Slow-paced, "every day Black folks" stories are what I often gravitate towards, and Jenkin's 2016 Academy-Award winning film Moonlight was such a masterful quiet character study that put my faith in the Miami-bred director being a proficient teller of Black American stories for the 21st Century. With this teaser trailer, released on what would've been Baldwin's 94th birthday, I'm even more confident that one of my favorite novels from Baldwin will be taken to heart, and bring to proper vision the bittersweet love story of Fonny and Alonzo, a Harlem couple whose love is put to a test when Alonzo is falsely accused of a crime.

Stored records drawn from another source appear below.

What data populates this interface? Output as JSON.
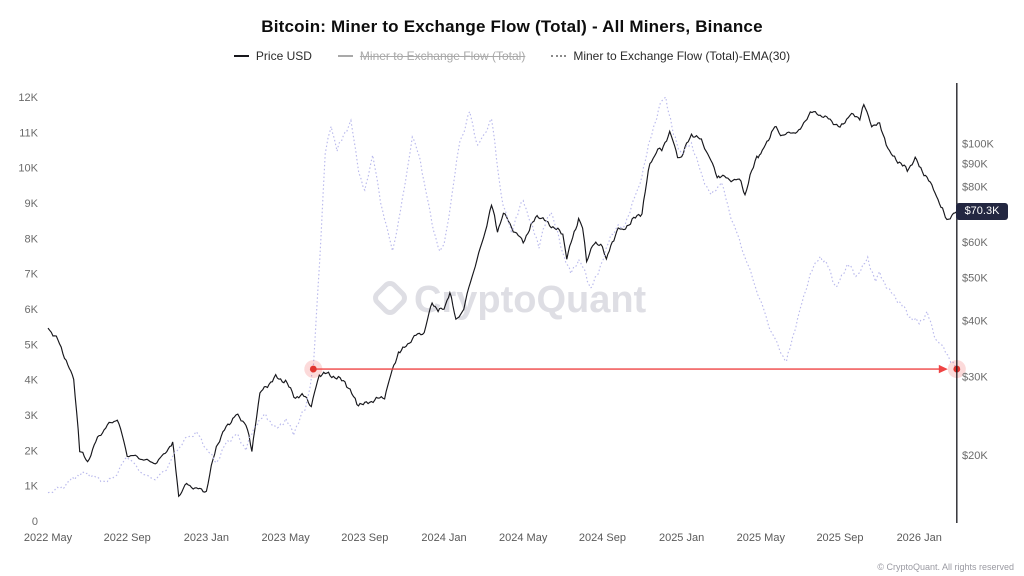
{
  "title": "Bitcoin: Miner to Exchange Flow (Total) - All Miners, Binance",
  "watermark": "CryptoQuant",
  "footer": "© CryptoQuant. All rights reserved",
  "price_badge": {
    "label": "$70.3K",
    "bg": "#232741",
    "text_color": "#ffffff",
    "value_k": 70.3
  },
  "legend": {
    "items": [
      {
        "label": "Price USD",
        "color": "#17171c",
        "style": "solid",
        "disabled": false
      },
      {
        "label": "Miner to Exchange Flow (Total)",
        "color": "#a9a9a9",
        "style": "solid",
        "disabled": true
      },
      {
        "label": "Miner to Exchange Flow (Total)-EMA(30)",
        "color": "#8a8a8a",
        "style": "dotted",
        "disabled": false
      }
    ]
  },
  "chart_data": {
    "type": "line",
    "title": "Bitcoin: Miner to Exchange Flow (Total) - All Miners, Binance",
    "x_unit": "months since 2022-05",
    "x_range": [
      0,
      45.9
    ],
    "x_ticks": {
      "values": [
        0,
        4,
        8,
        12,
        16,
        20,
        24,
        28,
        32,
        36,
        40,
        44
      ],
      "labels": [
        "2022 May",
        "2022 Sep",
        "2023 Jan",
        "2023 May",
        "2023 Sep",
        "2024 Jan",
        "2024 May",
        "2024 Sep",
        "2025 Jan",
        "2025 May",
        "2025 Sep",
        "2026 Jan"
      ]
    },
    "left_axis": {
      "series": "Miner to Exchange Flow (Total)-EMA(30)",
      "scale": "linear",
      "range": [
        0,
        12.4
      ],
      "unit": "K BTC",
      "tick_values": [
        0,
        1,
        2,
        3,
        4,
        5,
        6,
        7,
        8,
        9,
        10,
        11,
        12
      ],
      "tick_labels": [
        "0",
        "1K",
        "2K",
        "3K",
        "4K",
        "5K",
        "6K",
        "7K",
        "8K",
        "9K",
        "10K",
        "11K",
        "12K"
      ]
    },
    "right_axis": {
      "series": "Price USD",
      "scale": "log",
      "range": [
        15.5,
        135
      ],
      "unit": "$K",
      "tick_values": [
        20,
        30,
        40,
        50,
        60,
        80,
        90,
        100
      ],
      "tick_labels": [
        "$20K",
        "$30K",
        "$40K",
        "$50K",
        "$60K",
        "$80K",
        "$90K",
        "$100K"
      ]
    },
    "series": [
      {
        "id": "price-usd-line",
        "name": "Price USD",
        "axis": "right",
        "color": "#17171c",
        "dash": "solid",
        "points": [
          [
            0,
            38.5
          ],
          [
            0.5,
            36.2
          ],
          [
            1,
            31.8
          ],
          [
            1.3,
            29.5
          ],
          [
            1.6,
            20.5
          ],
          [
            2,
            19.3
          ],
          [
            2.5,
            21.8
          ],
          [
            3,
            23.3
          ],
          [
            3.5,
            24.1
          ],
          [
            4,
            20
          ],
          [
            4.5,
            19.8
          ],
          [
            5,
            19.4
          ],
          [
            5.5,
            19.2
          ],
          [
            6,
            20.5
          ],
          [
            6.3,
            21.2
          ],
          [
            6.6,
            16.2
          ],
          [
            7,
            17.2
          ],
          [
            7.5,
            16.8
          ],
          [
            8,
            16.6
          ],
          [
            8.5,
            20.9
          ],
          [
            9,
            23.1
          ],
          [
            9.5,
            24.6
          ],
          [
            10,
            23.5
          ],
          [
            10.3,
            20.3
          ],
          [
            10.7,
            27.5
          ],
          [
            11,
            28.4
          ],
          [
            11.5,
            29.9
          ],
          [
            12,
            29.2
          ],
          [
            12.5,
            26.9
          ],
          [
            13,
            27.2
          ],
          [
            13.3,
            25.6
          ],
          [
            13.7,
            30.3
          ],
          [
            14,
            30.5
          ],
          [
            14.5,
            29.9
          ],
          [
            15,
            29.2
          ],
          [
            15.6,
            26.1
          ],
          [
            16,
            26
          ],
          [
            16.5,
            26.6
          ],
          [
            17,
            27
          ],
          [
            17.7,
            34
          ],
          [
            18,
            34.7
          ],
          [
            18.5,
            36.9
          ],
          [
            19,
            37.7
          ],
          [
            19.4,
            43.8
          ],
          [
            19.7,
            42.4
          ],
          [
            20,
            42.3
          ],
          [
            20.3,
            46.6
          ],
          [
            20.6,
            39.9
          ],
          [
            21,
            42.6
          ],
          [
            21.5,
            51.8
          ],
          [
            22,
            61.2
          ],
          [
            22.4,
            72.8
          ],
          [
            22.7,
            63.4
          ],
          [
            23,
            69.8
          ],
          [
            23.5,
            63.9
          ],
          [
            24,
            60.1
          ],
          [
            24.7,
            69
          ],
          [
            25,
            67.5
          ],
          [
            25.5,
            64.9
          ],
          [
            26,
            62.7
          ],
          [
            26.2,
            55.1
          ],
          [
            26.8,
            67.8
          ],
          [
            27,
            64.6
          ],
          [
            27.2,
            54.3
          ],
          [
            27.5,
            59.3
          ],
          [
            28,
            59.1
          ],
          [
            28.2,
            54.8
          ],
          [
            28.8,
            64.8
          ],
          [
            29,
            63.3
          ],
          [
            29.5,
            67.2
          ],
          [
            30,
            69.9
          ],
          [
            30.4,
            89.9
          ],
          [
            30.8,
            97
          ],
          [
            31,
            96.4
          ],
          [
            31.4,
            106.1
          ],
          [
            31.8,
            93.2
          ],
          [
            32,
            93.4
          ],
          [
            32.5,
            104.8
          ],
          [
            33,
            101.6
          ],
          [
            33.8,
            84.3
          ],
          [
            34,
            84.4
          ],
          [
            34.5,
            82.8
          ],
          [
            35,
            82.5
          ],
          [
            35.2,
            76.5
          ],
          [
            35.8,
            93.8
          ],
          [
            36,
            94.2
          ],
          [
            36.7,
            108.9
          ],
          [
            37,
            104.6
          ],
          [
            37.5,
            105.2
          ],
          [
            38,
            107.1
          ],
          [
            38.5,
            117.6
          ],
          [
            39,
            115.8
          ],
          [
            39.5,
            112.9
          ],
          [
            40,
            108.2
          ],
          [
            40.5,
            115.9
          ],
          [
            41,
            114.1
          ],
          [
            41.2,
            121.8
          ],
          [
            41.6,
            109.8
          ],
          [
            42,
            110.1
          ],
          [
            42.5,
            95.2
          ],
          [
            43,
            90.6
          ],
          [
            43.4,
            87.1
          ],
          [
            43.8,
            92.3
          ],
          [
            44,
            88.9
          ],
          [
            44.4,
            83.5
          ],
          [
            44.8,
            77.9
          ],
          [
            45.1,
            71.8
          ],
          [
            45.4,
            67.4
          ],
          [
            45.9,
            70.3
          ]
        ]
      },
      {
        "id": "flow-ema-line",
        "name": "Miner to Exchange Flow (Total)-EMA(30)",
        "axis": "left",
        "color": "#b9b9ec",
        "dash": "dotted",
        "points": [
          [
            0,
            0.8
          ],
          [
            0.7,
            0.95
          ],
          [
            1.5,
            1.3
          ],
          [
            2,
            1.35
          ],
          [
            2.5,
            1.2
          ],
          [
            3,
            1.1
          ],
          [
            3.5,
            1.35
          ],
          [
            4,
            1.85
          ],
          [
            4.5,
            1.5
          ],
          [
            5,
            1.25
          ],
          [
            5.5,
            1.2
          ],
          [
            6,
            1.5
          ],
          [
            6.5,
            2
          ],
          [
            7,
            2.35
          ],
          [
            7.5,
            2.5
          ],
          [
            8,
            2.05
          ],
          [
            8.5,
            1.65
          ],
          [
            9,
            2.2
          ],
          [
            9.5,
            2.45
          ],
          [
            10,
            2.05
          ],
          [
            10.5,
            2.75
          ],
          [
            11,
            3
          ],
          [
            11.5,
            2.6
          ],
          [
            12,
            2.85
          ],
          [
            12.4,
            2.5
          ],
          [
            13,
            3.2
          ],
          [
            13.4,
            4.3
          ],
          [
            13.8,
            8.2
          ],
          [
            14,
            10.4
          ],
          [
            14.3,
            11.2
          ],
          [
            14.6,
            10.5
          ],
          [
            15,
            11
          ],
          [
            15.3,
            11.3
          ],
          [
            15.7,
            9.9
          ],
          [
            16,
            9.3
          ],
          [
            16.4,
            10.4
          ],
          [
            16.8,
            9
          ],
          [
            17,
            8.6
          ],
          [
            17.4,
            7.6
          ],
          [
            17.8,
            8.8
          ],
          [
            18,
            9.4
          ],
          [
            18.4,
            10.9
          ],
          [
            18.8,
            10.2
          ],
          [
            19,
            9.6
          ],
          [
            19.4,
            8.4
          ],
          [
            19.8,
            7.6
          ],
          [
            20,
            7.8
          ],
          [
            20.4,
            9.2
          ],
          [
            20.8,
            10.8
          ],
          [
            21,
            11
          ],
          [
            21.3,
            11.6
          ],
          [
            21.7,
            10.6
          ],
          [
            22,
            10.9
          ],
          [
            22.4,
            11.4
          ],
          [
            22.8,
            9.6
          ],
          [
            23,
            8.9
          ],
          [
            23.4,
            8.2
          ],
          [
            23.8,
            8.8
          ],
          [
            24,
            9.1
          ],
          [
            24.4,
            8.4
          ],
          [
            24.8,
            7.8
          ],
          [
            25,
            8.2
          ],
          [
            25.4,
            8.8
          ],
          [
            25.8,
            8
          ],
          [
            26,
            7.6
          ],
          [
            26.4,
            7
          ],
          [
            26.8,
            7.4
          ],
          [
            27,
            7.2
          ],
          [
            27.4,
            6.6
          ],
          [
            27.8,
            7
          ],
          [
            28,
            7.4
          ],
          [
            28.4,
            8
          ],
          [
            28.8,
            8.4
          ],
          [
            29,
            8.2
          ],
          [
            29.4,
            8.8
          ],
          [
            29.8,
            9.4
          ],
          [
            30,
            9.8
          ],
          [
            30.5,
            11
          ],
          [
            31,
            11.9
          ],
          [
            31.2,
            12
          ],
          [
            31.6,
            10.9
          ],
          [
            32,
            10.4
          ],
          [
            32.5,
            10.7
          ],
          [
            33,
            9.8
          ],
          [
            33.5,
            9.2
          ],
          [
            34,
            9.6
          ],
          [
            34.5,
            8.6
          ],
          [
            35,
            7.8
          ],
          [
            35.5,
            7
          ],
          [
            36,
            6.2
          ],
          [
            36.5,
            5.4
          ],
          [
            37,
            4.8
          ],
          [
            37.3,
            4.5
          ],
          [
            37.7,
            5.4
          ],
          [
            38,
            6
          ],
          [
            38.5,
            7
          ],
          [
            39,
            7.5
          ],
          [
            39.4,
            7.2
          ],
          [
            39.8,
            6.6
          ],
          [
            40,
            6.8
          ],
          [
            40.4,
            7.3
          ],
          [
            40.8,
            6.9
          ],
          [
            41,
            7.1
          ],
          [
            41.4,
            7.4
          ],
          [
            41.8,
            6.8
          ],
          [
            42,
            7
          ],
          [
            42.5,
            6.5
          ],
          [
            43,
            6.2
          ],
          [
            43.5,
            5.8
          ],
          [
            44,
            5.6
          ],
          [
            44.4,
            5.9
          ],
          [
            44.8,
            5.2
          ],
          [
            45.2,
            4.9
          ],
          [
            45.9,
            4.3
          ]
        ]
      }
    ],
    "annotation": {
      "type": "horizontal-arrow",
      "axis": "left",
      "value": 4.3,
      "from_x": 13.4,
      "to_x": 45.9,
      "color": "#ef4444",
      "dot_color": "#e0342f"
    },
    "current_time_x": 45.9,
    "current_price_k": 70.3
  }
}
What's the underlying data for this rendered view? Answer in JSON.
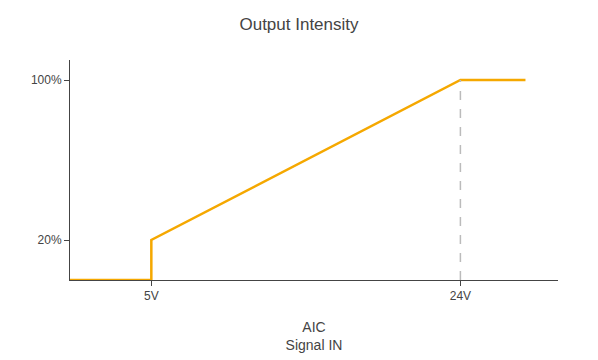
{
  "chart_data": {
    "type": "line",
    "title": "Output Intensity",
    "xlabel": "AIC\nSignal IN",
    "x": [
      0,
      5,
      5,
      24,
      28
    ],
    "series": [
      {
        "color": "#F5A800",
        "values": [
          0,
          0,
          20,
          100,
          100
        ],
        "line_style": "solid"
      },
      {
        "color": "#BBBBBB",
        "x": [
          24,
          24
        ],
        "values": [
          0,
          100
        ],
        "line_style": "dashed"
      }
    ],
    "xlim": [
      0,
      30
    ],
    "ylim": [
      0,
      110
    ],
    "xticks": [
      {
        "value": 5,
        "label": "5V"
      },
      {
        "value": 24,
        "label": "24V"
      }
    ],
    "yticks": [
      {
        "value": 20,
        "label": "20%"
      },
      {
        "value": 100,
        "label": "100%"
      }
    ],
    "grid": false
  }
}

Baldwin's works deserve to be framed as straight-to-the-marrow character studies, that concentrate on emotion over extravagance, that are style merging with substance, and Jenkins seems to have achieved that byway of the trailer's pensive, yet poetic tone. To my knowledge, this is the first of Baldwin's books to go from page to big screen (Go Tell It On The Mountain was made into a television mini-series in the 1970s) and from the look of things, won't be the last. From a standpoint, it no doubt baits that Oscar, but truly, it's time for more diverse stories to grab that golden honor, as I'm always here for anything that shows Black people living, loving, and leaping over society's complex hurtles, especially if its coming from the pen of Baldwin.
Oh, and I'm happy to see Regina King starring in this as Fonny's mother, as if you look up "underrated" in the dictionary, her name is pretty much the freakin' definition.
If Beale Street Could Talk will be in theaters November 30th.